Prompt Injection
Prompt Injection is one of the key mechanisms for Nekro Agent plugins to influence AI behavior, provide contextual information, or customize their roles. By dynamically adding content to AI's main prompt (System Prompt), plugins can guide AI's thinking direction and response style.
What is Prompt Injection?
Before AI interacts with users, the system typically constructs a main prompt containing instructions, contextual information, role definitions, and other content. Prompt injection allows plugins to dynamically "inject" session-related, plugin-specific information into the main prompt during this construction process.
The purpose of this is:
- Provide Context: Inform AI about the specific state of the current session, user's historical preferences, relevant information collected by the plugin, etc.
- Grant Capabilities/Roles: Instruct AI to use specific tools provided by the plugin, or play a specific role (e.g., "You are now a helpful weather forecaster").
- Set Rules/Constraints: Establish some guiding principles or limitation conditions for AI's behavior.
Registering Prompt Injection Methods
Plugins register an asynchronous function through the @plugin.mount_prompt_inject_method() decorator, which is responsible for generating the prompt content that needs to be injected.
from nekro_agent.api.schemas import AgentCtx
from nekro_agent.api import core
@plugin.mount_prompt_inject_method(
name="status_awareness_prompt", # Name of the injection method, used for debugging and identification
description="Inject current session status information and available tool prompts to AI."
)
async def inject_status_prompt(_ctx: AgentCtx) -> str:
"""Generate and return the string that needs to be injected into the main prompt.
Returns:
str: The prompt text to be injected.
"""
# Example: Get current session status information from plugin storage
current_status = await plugin.store.get(chat_key=_ctx.from_chat_key, store_key="current_channel_status")
prompt_parts = []
if current_status:
prompt_parts.append(f"Current status prompt: Session status is currently '{current_status}'.")
else:
prompt_parts.append("Current status prompt: Session status is unknown or in default state.")
# Example: Remind AI of plugin tools it can use (more complex tool descriptions should be provided through sandbox method documentation)
prompt_parts.append("You can use the 'get_weather(city)' tool to query weather.")
prompt_parts.append("You can use the 'set_reminder(time_desc,message)' tool to set reminders.")
# Final injected prompt
injected_prompt = "\n".join(prompt_parts)

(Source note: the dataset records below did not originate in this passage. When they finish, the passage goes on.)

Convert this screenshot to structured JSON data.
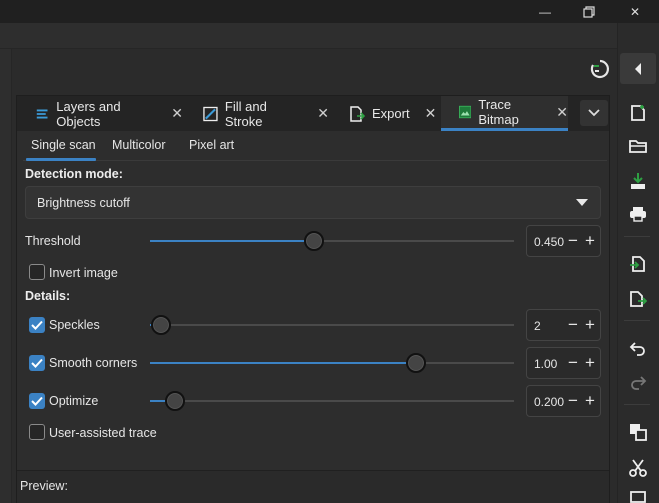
{
  "window": {
    "minimize_glyph": "—",
    "maximize_icon": "restore-icon",
    "close_glyph": "✕"
  },
  "dock": {
    "tabs": [
      {
        "label": "Layers and Objects",
        "icon": "layers-icon"
      },
      {
        "label": "Fill and Stroke",
        "icon": "fill-stroke-icon"
      },
      {
        "label": "Export",
        "icon": "export-icon"
      },
      {
        "label": "Trace Bitmap",
        "icon": "trace-bitmap-icon",
        "active": true
      }
    ],
    "close_glyph": "✕"
  },
  "trace": {
    "subtabs": [
      "Single scan",
      "Multicolor",
      "Pixel art"
    ],
    "active_subtab": "Single scan",
    "detection_label": "Detection mode:",
    "detection_value": "Brightness cutoff",
    "threshold": {
      "label": "Threshold",
      "value": "0.450",
      "level": 0.45
    },
    "invert": {
      "label": "Invert image",
      "checked": false
    },
    "details_label": "Details:",
    "speckles": {
      "label": "Speckles",
      "value": "2",
      "checked": true,
      "level": 0.0
    },
    "smooth_corners": {
      "label": "Smooth corners",
      "value": "1.00",
      "checked": true,
      "level": 0.75
    },
    "optimize": {
      "label": "Optimize",
      "value": "0.200",
      "checked": true,
      "level": 0.04
    },
    "user_assisted": {
      "label": "User-assisted trace",
      "checked": false
    },
    "preview_label": "Preview:"
  },
  "colors": {
    "accent": "#3b82c4",
    "panel": "#2d2d2d",
    "tabbar": "#242424",
    "export_green": "#2ea043"
  }
}
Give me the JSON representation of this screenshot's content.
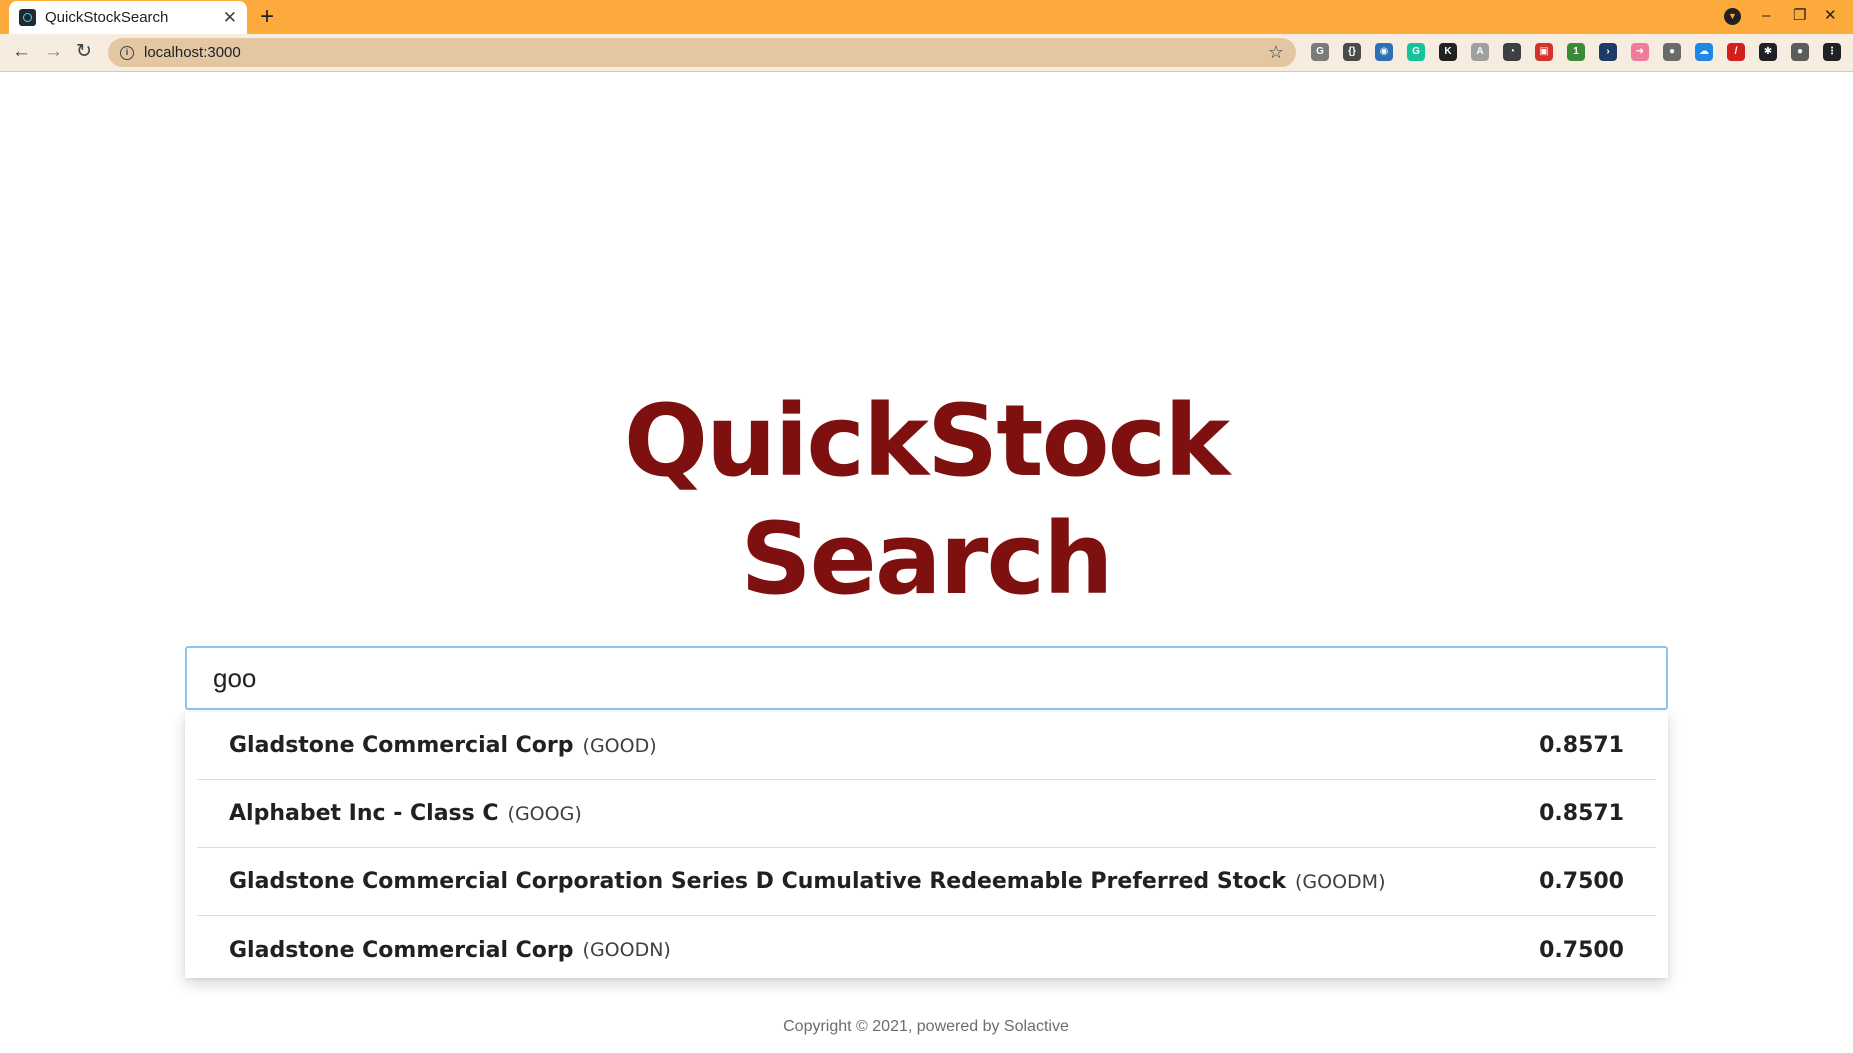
{
  "browser": {
    "tab_title": "QuickStockSearch",
    "tab_close": "✕",
    "new_tab": "+",
    "url": "localhost:3000",
    "window_controls": {
      "minimize": "–",
      "restore": "❐",
      "close": "✕"
    },
    "accent": "#fdaa3d"
  },
  "extensions": [
    {
      "name": "grammarly-g-icon",
      "glyph": "G",
      "color": "#7b7b7b"
    },
    {
      "name": "braces-icon",
      "glyph": "{}",
      "color": "#4a4a4a"
    },
    {
      "name": "person-icon",
      "glyph": "◉",
      "color": "#2f6fb5"
    },
    {
      "name": "grammarly-icon",
      "glyph": "G",
      "color": "#15c39a"
    },
    {
      "name": "k-icon",
      "glyph": "K",
      "color": "#222222"
    },
    {
      "name": "puzzle-grey-icon",
      "glyph": "A",
      "color": "#a0a0a0"
    },
    {
      "name": "timer-icon",
      "glyph": "◔",
      "color": "#3c4043"
    },
    {
      "name": "red-box-icon",
      "glyph": "▣",
      "color": "#d4332a"
    },
    {
      "name": "notify-icon",
      "glyph": "1",
      "color": "#3a8a3a"
    },
    {
      "name": "terminal-icon",
      "glyph": "›",
      "color": "#1e3a66"
    },
    {
      "name": "pink-arrow-icon",
      "glyph": "➜",
      "color": "#f07b9a"
    },
    {
      "name": "grey-circle-icon",
      "glyph": "●",
      "color": "#6a6a6a"
    },
    {
      "name": "cloud-icon",
      "glyph": "☁",
      "color": "#1e88e5"
    },
    {
      "name": "pen-icon",
      "glyph": "/",
      "color": "#d41f1f"
    },
    {
      "name": "extensions-icon",
      "glyph": "✱",
      "color": "#202124"
    },
    {
      "name": "avatar",
      "glyph": "●",
      "color": "#5b5b5b"
    },
    {
      "name": "menu-icon",
      "glyph": "⋮",
      "color": "#202124"
    }
  ],
  "page": {
    "title_line1": "QuickStock",
    "title_line2": "Search",
    "title_color": "#7e1010",
    "footer": "Copyright © 2021, powered by Solactive"
  },
  "search": {
    "value": "goo",
    "placeholder": ""
  },
  "results": [
    {
      "name": "Gladstone Commercial Corp",
      "symbol": "(GOOD)",
      "score": "0.8571"
    },
    {
      "name": "Alphabet Inc - Class C",
      "symbol": "(GOOG)",
      "score": "0.8571"
    },
    {
      "name": "Gladstone Commercial Corporation Series D Cumulative Redeemable Preferred Stock",
      "symbol": "(GOODM)",
      "score": "0.7500"
    },
    {
      "name": "Gladstone Commercial Corp",
      "symbol": "(GOODN)",
      "score": "0.7500"
    }
  ]
}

core.logger.debug(f"Injected prompt for session {_ctx.from_chat_key}: \n{injected_prompt}")
return injected_promptKey Points:
- The injection method must be an asynchronous function (
async def). - It receives an
AgentCtxobject as a parameter, from which session information can be obtained. - It must return a string, which will be concatenated into AI's main prompt.
- The
nameanddescriptionparameters are used to identify this injection method.
When is it Executed?
Prompt injection methods are typically called in the following situations:
- Before each user interaction with AI
Designing Effective Injection Prompts
A good injection prompt can significantly enhance the plugin's utility and AI's performance. Here are some preliminary design principles:
- Concise and Clear: The injected content should be as short, clear, and easy for AI to understand as possible. Avoid verbosity and unnecessary complexity.
- Highly Relevant: Only inject information closely related to the current session, current user, or plugin's core functionality. Irrelevant information increases AI's processing burden and may even cause misleading.
- Structured: If injecting multiple pieces of information, try to use a consistent format, such as specific prefixes, line breaks, or bullet points, to help AI distinguish between different information fragments.
- Dynamically Generated: Fully utilize information from
AgentCtxand plugin storage to dynamically generate prompt content that best matches the current context. - Clear Instructions (if needed): If you want AI to use specific tools or follow specific behaviors, you can give clear instructions in the prompt. However, more complex tool usage instructions should be placed in the documentation strings of sandbox methods.
- Avoid Conflicts: Be aware whether your injection prompt might conflict or cause ambiguity with other plugins or system-level prompts.
- Iterate and Test: Prompt engineering is often a process that requires continuous trial and optimization. Test the effectiveness of injection prompts through actual testing and adjust them based on AI's feedback.
Example: Simple Role-playing Prompt
@plugin.mount_prompt_inject_method(name="role_play_prompt")
async def inject_role_prompt(_ctx: AgentCtx) -> str:
# Assume there is a role definition in plugin configuration
role_description = plugin.config.ROLE_PLAY_CHARACTER
if role_description:
return f"Please play the following role: {role_description}. When communicating with users, please maintain this role's characteristics and tone."
return "" # If no role is configured, do not inject any contentThrough carefully designed prompt injection, you can enable plugins to collaborate more intelligently with AI, providing users with a smoother and more personalized experience.